Sondaggi politici, intenzioni di voto e ultime notizie sul Governo: Lega “affonda” M5s, Salvini al 32% stacca Di Maio ancora al 26%. Male Pd e Forza Italia, le nuove stime

08.01.2019 - Niccolò Magnani
Matteo Salvini, leader Lega (LaPresse)

In un 2019 iniziato con diverse emergenze per il Governo Lega-M5s, i primi sondaggi politici raccolti nel nuovo anno offrono ancora una impronta piuttosto netta al divario presente – al netto delle polemiche su migranti, Manovra o anche reddito di cittadinanza – tra i due partiti di maggioranza e la restante compagine politica. In particolare, è ancora la Lega di Matteo Salvini a trascinare i consensi “sottranedolI” a tutti gli altri movimenti politici: il Centodestra è ancora in larga parte sotto il dominio del Carroccio, il M5s cala ancora sotto il 27% e non esistono nel breve periodo partiti in grado di far meglio della Lega, a meno di clamorosi ribaltoni nei primi mesi del 2019 verso le Elezioni Europee. I sondaggi politici stilati da Swg per La7 offrono l’identico scenario di fine 2018: Salvini al comando con il 32,2%, Di Maio cala ancora sotto il 27% stanziandosi al 26,35, in netta discesa rispetto al successo post-Elezioni del 4 marzo.
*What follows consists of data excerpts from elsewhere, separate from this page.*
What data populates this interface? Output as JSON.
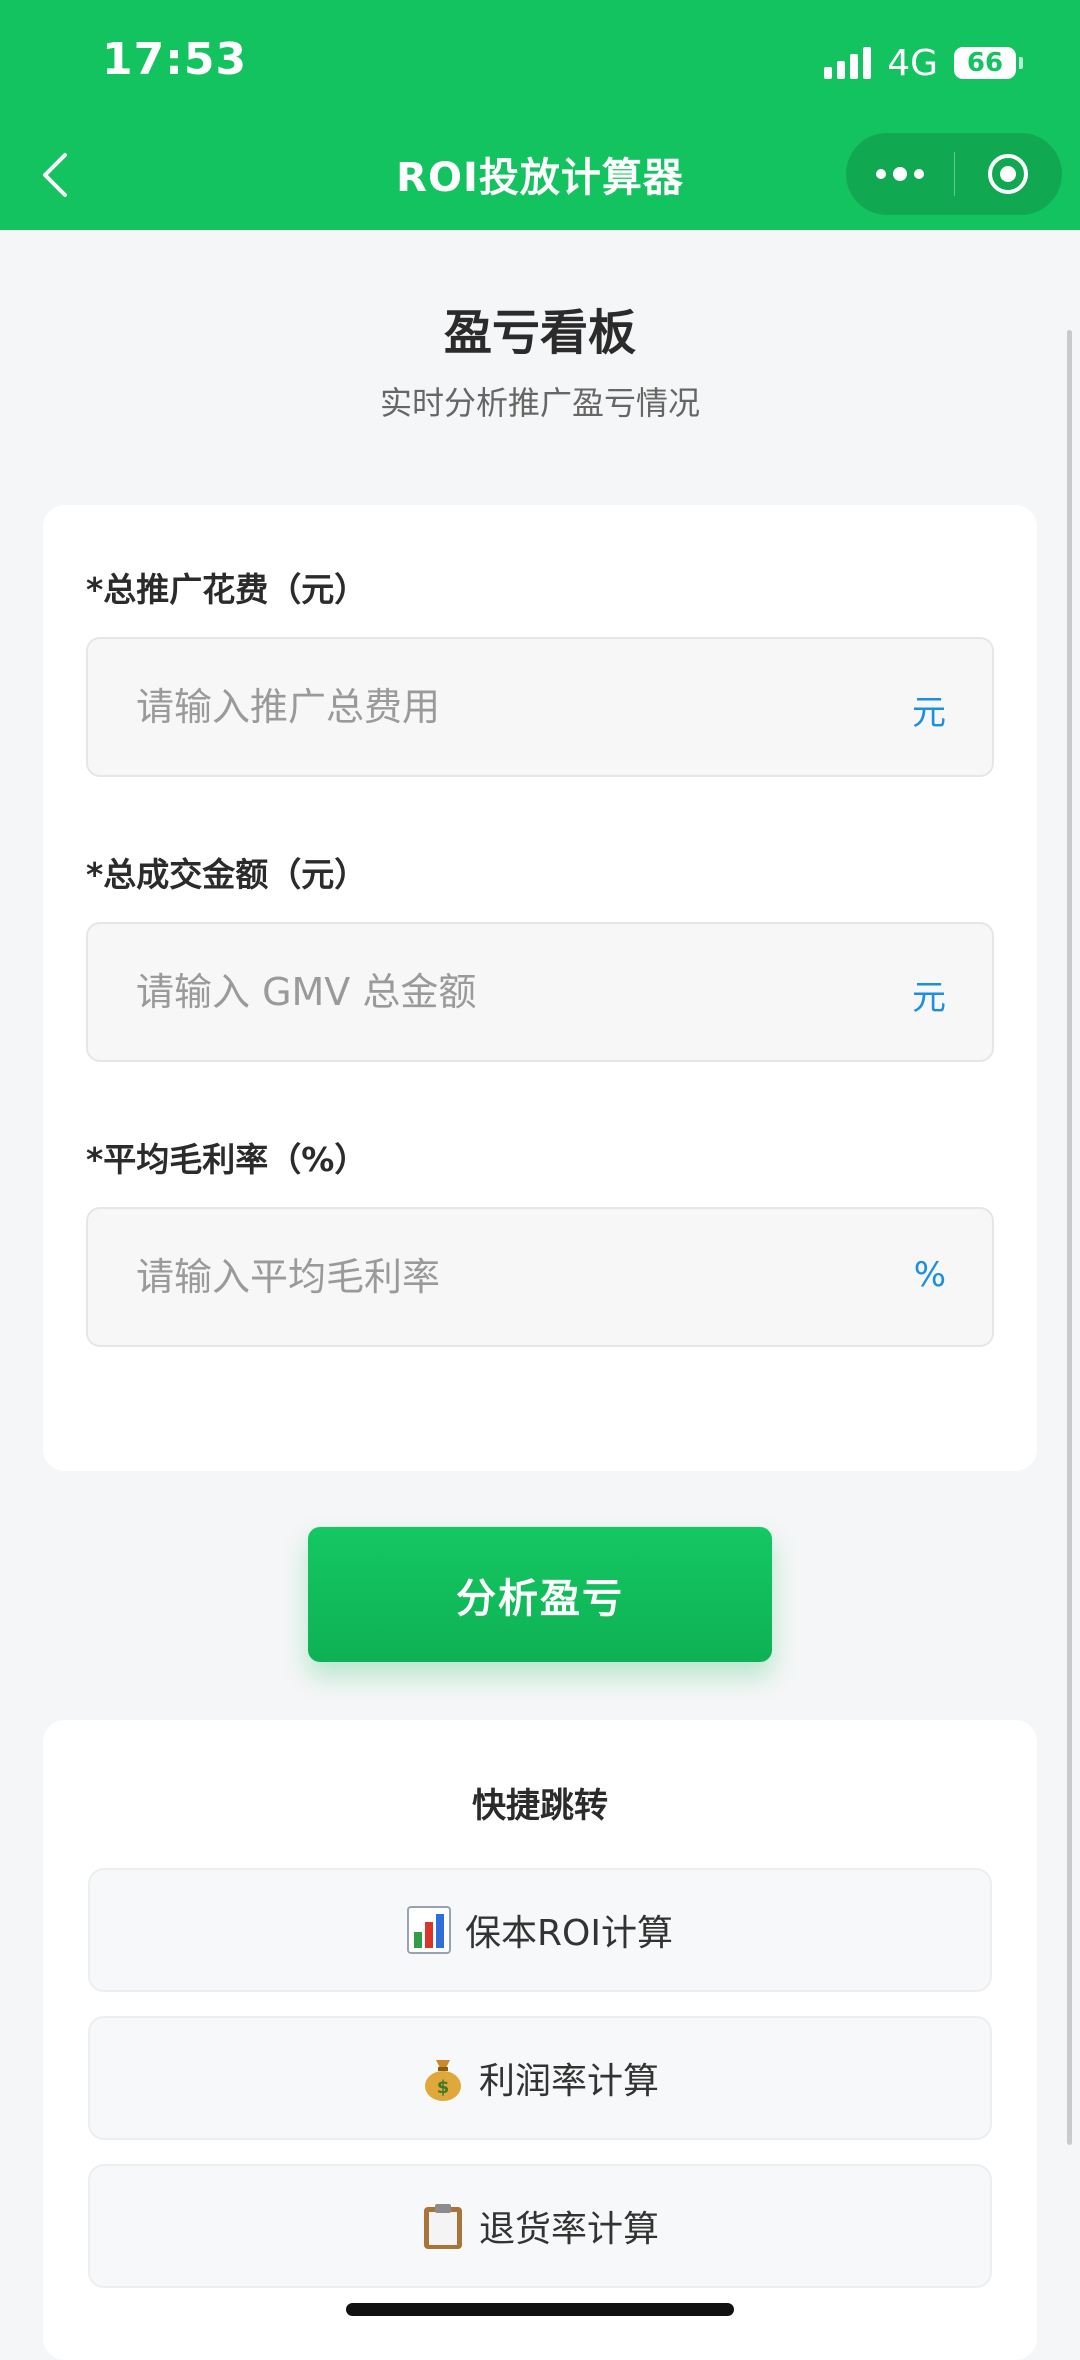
{
  "status_bar": {
    "time": "17:53",
    "network": "4G",
    "battery": "66"
  },
  "nav": {
    "title": "ROI投放计算器"
  },
  "header": {
    "title": "盈亏看板",
    "subtitle": "实时分析推广盈亏情况"
  },
  "form": {
    "fields": [
      {
        "label": "*总推广花费（元）",
        "placeholder": "请输入推广总费用",
        "value": "",
        "unit": "元"
      },
      {
        "label": "*总成交金额（元）",
        "placeholder": "请输入 GMV 总金额",
        "value": "",
        "unit": "元"
      },
      {
        "label": "*平均毛利率（%）",
        "placeholder": "请输入平均毛利率",
        "value": "",
        "unit": "%"
      }
    ]
  },
  "analyze_button": {
    "label": "分析盈亏"
  },
  "quick_links": {
    "title": "快捷跳转",
    "items": [
      {
        "label": "保本ROI计算",
        "icon": "bar-chart-icon"
      },
      {
        "label": "利润率计算",
        "icon": "money-bag-icon"
      },
      {
        "label": "退货率计算",
        "icon": "clipboard-icon"
      }
    ]
  },
  "colors": {
    "brand": "#13c35f",
    "unit": "#1a8fe3",
    "page_bg": "#f5f6f7"
  }
}
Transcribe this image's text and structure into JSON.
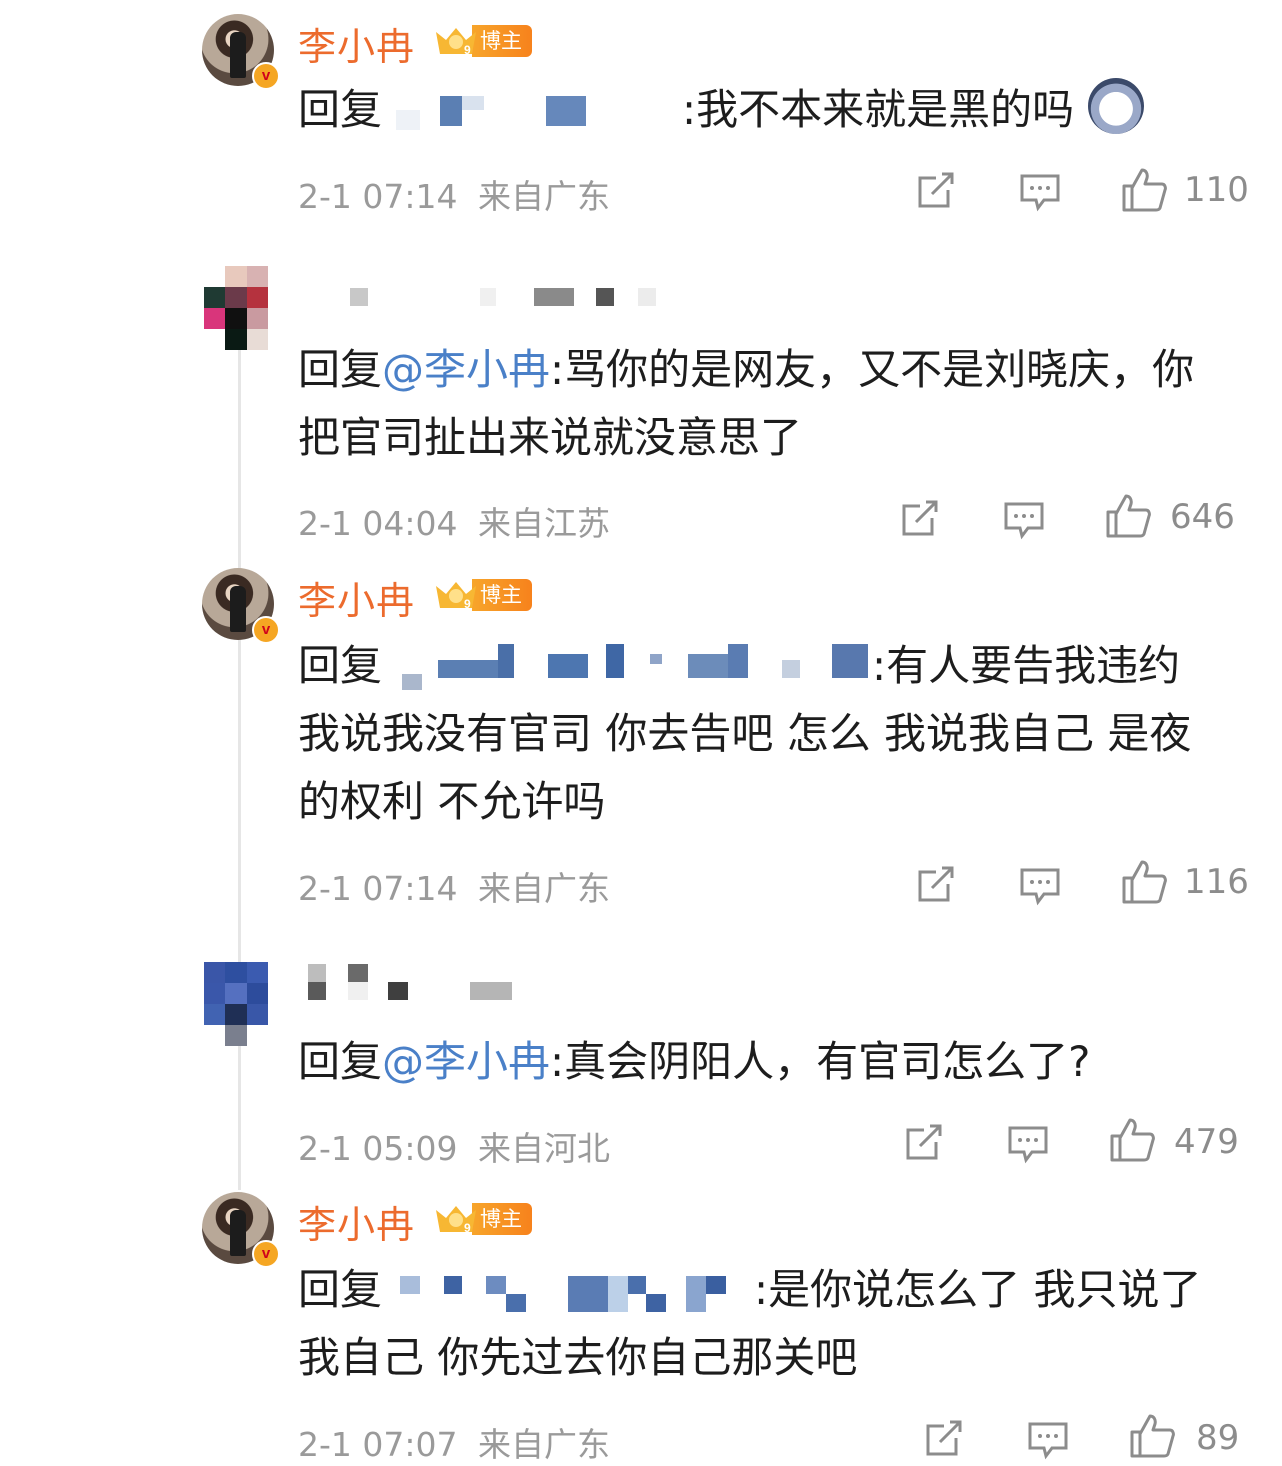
{
  "comments": [
    {
      "author": "李小冉",
      "badge": "博主",
      "reply_prefix": "回复",
      "text": ":我不本来就是黑的吗",
      "time": "2-1 07:14",
      "location": "来自广东",
      "likes": "110"
    },
    {
      "author": "",
      "reply_prefix": "回复",
      "mention": "@李小冉",
      "text": ":骂你的是网友，又不是刘晓庆，你把官司扯出来说就没意思了",
      "time": "2-1 04:04",
      "location": "来自江苏",
      "likes": "646"
    },
    {
      "author": "李小冉",
      "badge": "博主",
      "reply_prefix": "回复",
      "text": ":有人要告我违约 我说我没有官司 你去告吧 怎么 我说我自己 是夜的权利 不允许吗",
      "time": "2-1 07:14",
      "location": "来自广东",
      "likes": "116"
    },
    {
      "author": "",
      "reply_prefix": "回复",
      "mention": "@李小冉",
      "text": ":真会阴阳人，有官司怎么了?",
      "time": "2-1 05:09",
      "location": "来自河北",
      "likes": "479"
    },
    {
      "author": "李小冉",
      "badge": "博主",
      "reply_prefix": "回复",
      "text": ":是你说怎么了 我只说了我自己 你先过去你自己那关吧",
      "time": "2-1 07:07",
      "location": "来自广东",
      "likes": "89"
    }
  ],
  "icons": {
    "verified": "v",
    "share": "share-icon",
    "comment": "comment-icon",
    "like": "thumbs-up-icon",
    "crown_level": "9"
  },
  "colors": {
    "author": "#ec6b2d",
    "mention": "#4a80c8",
    "meta": "#9a9a9a",
    "badge": "#f7a52b"
  }
}
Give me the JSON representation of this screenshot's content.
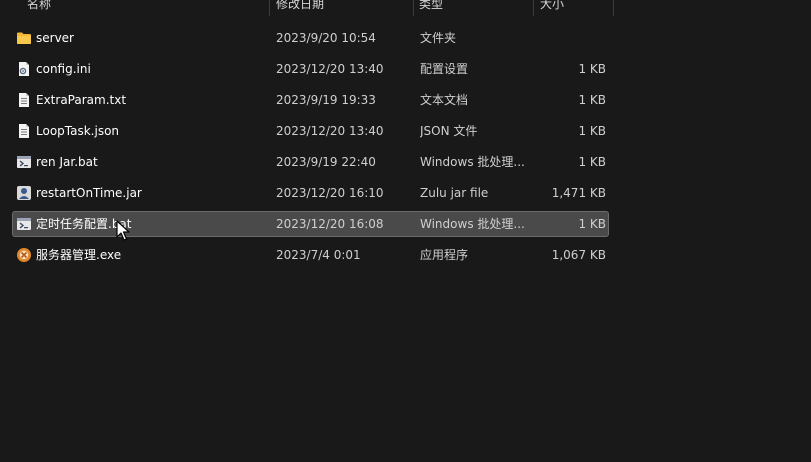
{
  "columns": {
    "name": "名称",
    "date": "修改日期",
    "type": "类型",
    "size": "大小"
  },
  "files": [
    {
      "name": "server",
      "date": "2023/9/20 10:54",
      "type": "文件夹",
      "size": "",
      "icon": "folder-icon",
      "selected": false
    },
    {
      "name": "config.ini",
      "date": "2023/12/20 13:40",
      "type": "配置设置",
      "size": "1 KB",
      "icon": "settings-file-icon",
      "selected": false
    },
    {
      "name": "ExtraParam.txt",
      "date": "2023/9/19 19:33",
      "type": "文本文档",
      "size": "1 KB",
      "icon": "text-file-icon",
      "selected": false
    },
    {
      "name": "LoopTask.json",
      "date": "2023/12/20 13:40",
      "type": "JSON 文件",
      "size": "1 KB",
      "icon": "text-file-icon",
      "selected": false
    },
    {
      "name": "ren Jar.bat",
      "date": "2023/9/19 22:40",
      "type": "Windows 批处理...",
      "size": "1 KB",
      "icon": "batch-file-icon",
      "selected": false
    },
    {
      "name": "restartOnTime.jar",
      "date": "2023/12/20 16:10",
      "type": "Zulu jar file",
      "size": "1,471 KB",
      "icon": "jar-file-icon",
      "selected": false
    },
    {
      "name": "定时任务配置.bat",
      "date": "2023/12/20 16:08",
      "type": "Windows 批处理...",
      "size": "1 KB",
      "icon": "batch-file-icon",
      "selected": true
    },
    {
      "name": "服务器管理.exe",
      "date": "2023/7/4 0:01",
      "type": "应用程序",
      "size": "1,067 KB",
      "icon": "app-exe-icon",
      "selected": false
    }
  ],
  "colors": {
    "background": "#191919",
    "selected_row": "#4a4a4a",
    "folder": "#f2b634",
    "exe_accent": "#e0892b"
  }
}
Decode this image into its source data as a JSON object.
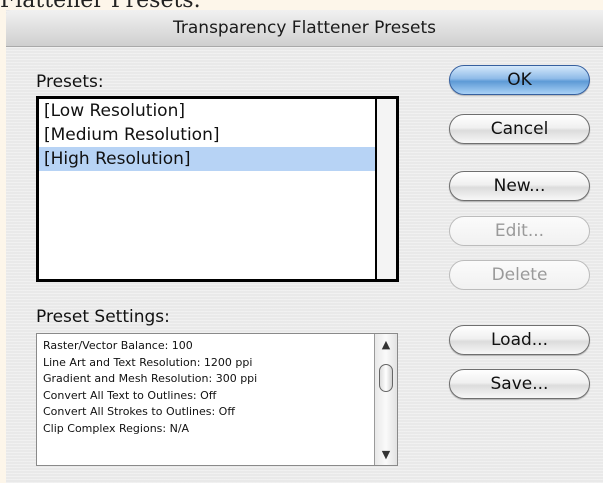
{
  "page_fragment": "Flattener Presets.",
  "window": {
    "title": "Transparency Flattener Presets"
  },
  "presets": {
    "label": "Presets:",
    "items": [
      {
        "label": "[Low Resolution]",
        "selected": false
      },
      {
        "label": "[Medium Resolution]",
        "selected": false
      },
      {
        "label": "[High Resolution]",
        "selected": true
      }
    ]
  },
  "preset_settings": {
    "label": "Preset Settings:",
    "lines": [
      "Raster/Vector Balance: 100",
      "Line Art and Text Resolution: 1200 ppi",
      "Gradient and Mesh Resolution: 300 ppi",
      "Convert All Text to Outlines: Off",
      "Convert All Strokes to Outlines: Off",
      "Clip Complex Regions: N/A"
    ]
  },
  "buttons": {
    "ok": "OK",
    "cancel": "Cancel",
    "new": "New...",
    "edit": "Edit...",
    "delete": "Delete",
    "load": "Load...",
    "save": "Save..."
  },
  "icons": {
    "scroll_up": "▲",
    "scroll_down": "▼"
  },
  "colors": {
    "selection": "#b7d3f5",
    "default_button": "#5d9ad6"
  }
}
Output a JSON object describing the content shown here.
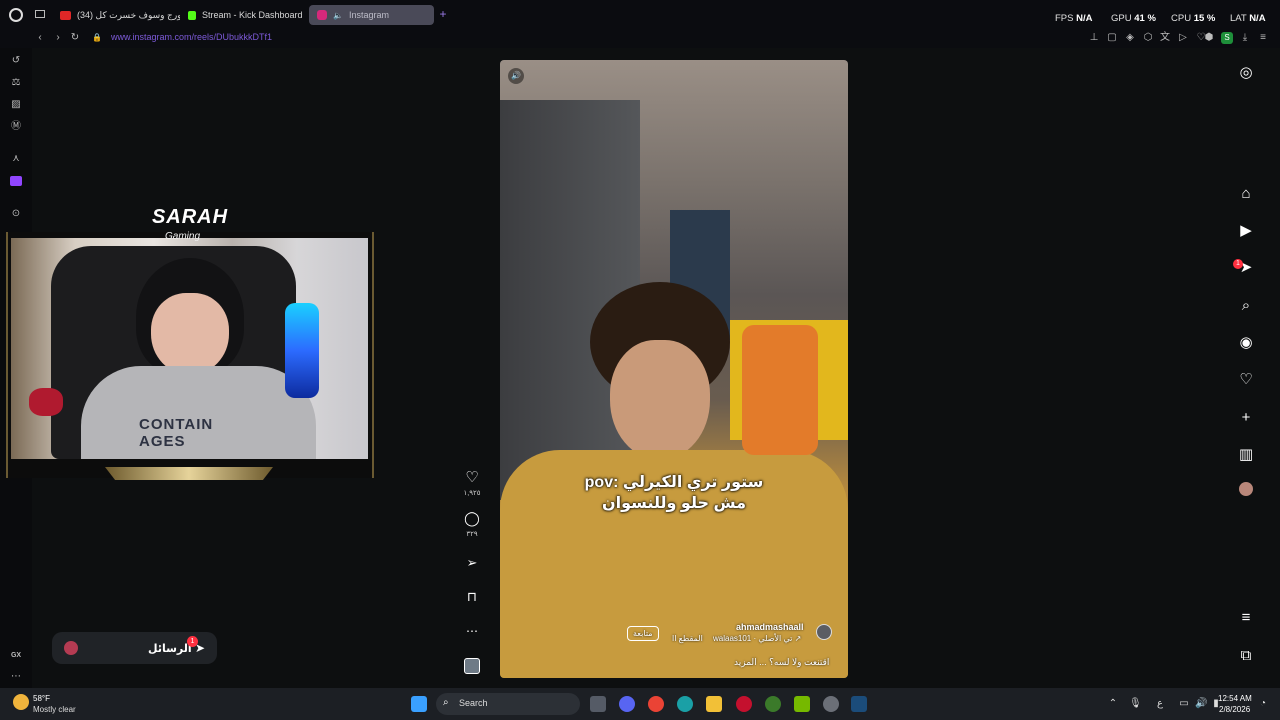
{
  "tabs": [
    {
      "label": "(34) جورج وسوف خسرت كل",
      "color": "#e02727"
    },
    {
      "label": "Stream - Kick Dashboard",
      "color": "#53fc18"
    },
    {
      "label": "Instagram",
      "color": "#d6297b"
    }
  ],
  "perf": {
    "fps_label": "FPS",
    "fps_value": "N/A",
    "gpu_label": "GPU",
    "gpu_value": "41 %",
    "cpu_label": "CPU",
    "cpu_value": "15 %",
    "lat_label": "LAT",
    "lat_value": "N/A"
  },
  "address": {
    "url": "www.instagram.com/reels/DUbukkkDTf1"
  },
  "overlay": {
    "logo": "SARAH",
    "logo_sub": "Gaming",
    "cam_shirt_text": "CONTAIN AGES"
  },
  "messages": {
    "label": "الرسائل",
    "badge": "1"
  },
  "reel": {
    "caption_line1": "pov: ستور تري الكيرلي",
    "caption_line2": "مش حلو وللنسوان",
    "username": "ahmadmashaall",
    "audio": "walaas101 · تي الأصلي ↗",
    "segment": "المقطع اا",
    "follow": "متابعة",
    "description": "اقتنعت ولا لسه؟ ... المزيد",
    "likes": "١,٩٢٥",
    "comments": "٣٢٩"
  },
  "rnav": {
    "notification_badge": "1"
  },
  "leftbar": {
    "gx_label": "GX"
  },
  "taskbar": {
    "temp": "58°F",
    "weather": "Mostly clear",
    "search": "Search",
    "time": "12:54 AM",
    "date": "2/8/2026",
    "lang": "ع"
  },
  "colors": {
    "accent": "#7d5ad8",
    "bg": "#0d0f10",
    "youtube": "#e02727",
    "kick": "#53fc18",
    "instagram": "#d6297b"
  }
}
SWG (7 GENNAIO): CALA LA SINISTRA

Non va bene, ancora, la Sinistra che paga lo scollamento tra movimenti “populisti” e “istituzionali”: per il Pd, il 17,3% ormai “abbonato” da mesi è una sconfitta in vista delle Primarie meno “chiare” degli ultimi anni: i sondaggi premiano ancora il Governo e allontanano i partiti dell’opposizione alla vetta dei consensi. Per Zngaretti e Martina ancora non gira il “vento giusto”, ma non è che per gli altri il periodo sia granché migliore: Forza Italia prosegue la crisi all’8,3%, Fratelli d’Italia non va oltre al 3,8% e +Europa risale al 2,9% dopo un periodo di appannamento. LeU, Mdp, Sinistra Italia assieme raccolgono un 2,8%, in leggera crescita più che altro per le forti critiche che l’elettorato storicamente di sinistra ha rivolto nelle ultime settimane a quel M5s votato lo scorso 4 marzo con speranze decisamente diverse. Resta invece al 2,2% Potere al Popolo, la frangia di ultrasinistra che contesta in ogni punto la politica del Governo e di Salvini sull’immigrazione e le fasce povere della società.